In summer, green chillies start getting rotten more quickly as compared to other seasons. Here is the hack to store green them for a long time:  

1.  Wash the chillies thoroughly with water and dry them.  

2.  After they dry, break their stem.  

3.  Separate the spoiled chillies from the good ones and keep them aside.  

4. Then dry good ones on a paper towel.  

5. Now wrap the chillies in a paper tissue or keep it in an air-tight container and store in your fridge.
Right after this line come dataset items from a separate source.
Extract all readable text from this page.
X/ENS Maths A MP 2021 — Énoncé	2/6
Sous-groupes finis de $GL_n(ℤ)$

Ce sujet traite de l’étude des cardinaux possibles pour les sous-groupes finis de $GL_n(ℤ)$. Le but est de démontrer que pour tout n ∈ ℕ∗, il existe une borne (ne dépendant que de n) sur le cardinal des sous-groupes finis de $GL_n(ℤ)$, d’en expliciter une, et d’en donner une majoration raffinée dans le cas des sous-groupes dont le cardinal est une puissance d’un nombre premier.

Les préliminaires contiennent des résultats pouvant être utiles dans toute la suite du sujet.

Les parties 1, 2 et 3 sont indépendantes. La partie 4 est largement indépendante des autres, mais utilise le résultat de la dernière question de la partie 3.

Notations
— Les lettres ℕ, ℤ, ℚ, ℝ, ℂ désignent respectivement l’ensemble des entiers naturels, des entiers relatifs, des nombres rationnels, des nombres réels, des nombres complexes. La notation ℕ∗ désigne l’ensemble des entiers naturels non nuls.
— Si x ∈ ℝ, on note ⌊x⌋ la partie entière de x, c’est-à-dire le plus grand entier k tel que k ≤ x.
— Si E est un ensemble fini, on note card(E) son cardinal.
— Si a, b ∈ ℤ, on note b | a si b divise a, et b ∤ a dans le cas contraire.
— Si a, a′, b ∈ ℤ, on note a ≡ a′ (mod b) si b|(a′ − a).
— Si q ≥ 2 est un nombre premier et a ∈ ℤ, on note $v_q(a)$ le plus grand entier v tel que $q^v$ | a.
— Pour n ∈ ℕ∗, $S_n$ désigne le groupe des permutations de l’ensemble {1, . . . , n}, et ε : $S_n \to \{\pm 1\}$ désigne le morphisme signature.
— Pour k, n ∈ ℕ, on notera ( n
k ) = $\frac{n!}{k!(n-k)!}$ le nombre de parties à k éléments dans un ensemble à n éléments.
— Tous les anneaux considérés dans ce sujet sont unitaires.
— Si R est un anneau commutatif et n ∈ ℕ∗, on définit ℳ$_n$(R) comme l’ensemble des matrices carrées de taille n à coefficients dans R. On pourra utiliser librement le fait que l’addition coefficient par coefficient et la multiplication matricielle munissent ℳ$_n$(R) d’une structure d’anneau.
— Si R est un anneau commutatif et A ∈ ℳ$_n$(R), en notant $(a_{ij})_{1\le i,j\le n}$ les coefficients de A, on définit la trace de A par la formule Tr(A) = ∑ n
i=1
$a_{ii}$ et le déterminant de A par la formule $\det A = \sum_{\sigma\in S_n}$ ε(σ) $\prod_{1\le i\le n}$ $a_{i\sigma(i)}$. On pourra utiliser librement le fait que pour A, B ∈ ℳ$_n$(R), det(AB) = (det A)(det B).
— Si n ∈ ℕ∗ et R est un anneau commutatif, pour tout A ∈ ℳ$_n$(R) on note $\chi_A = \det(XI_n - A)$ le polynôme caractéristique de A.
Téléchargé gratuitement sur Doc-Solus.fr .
Make sure the temperature of the refrigerator is not too high.  

While adding flavor to food, chilli also causes burns. One must be careful while handling them. Here are some solutions to treat chilli burns:  

  • To reduce the burning sensation, rub your fingers with lemon for few minutes then wash with cold water.  
  • Paste of baking soda and water also reduces the burning sensation, but make sure to moisturize your hands after applying the paste, as it might dry your skin.  
  • Use dishwashing detergent instead of regular soap to wash your hands as the detergent has chemicals to remove extra oil, which will reduce the burning sensation.  
  •  To prevent chilli burning, wear latex gloves or apply a tiny bit of oil before chopping it.  

In India, people love adding extra spice to their food. But sometimes the food turns spicier than we expect, turning the dish into a cooking disaster. Here are 4 easy ways to fix extra spice in food:  

  • Add potato in a curry that will soak the excess chilli.  
  • Add vegetables like carrots and beans, your Dal gets spicier.  
  • Sugar can also be used to balance out the spice.  
  • Vinegar and lemon juice can also be used to fix the extra spice.  

There are over 400 varieties of chillies in the world and India is the largest producer followed by China. A single teaspoon of red chilli powder has enough Vitamin A for one day. They produce endorphins which makes them natural pain killer. There are several other benefits of chilli apart from adding spice to our meal and its space in the Thali is irreplaceable.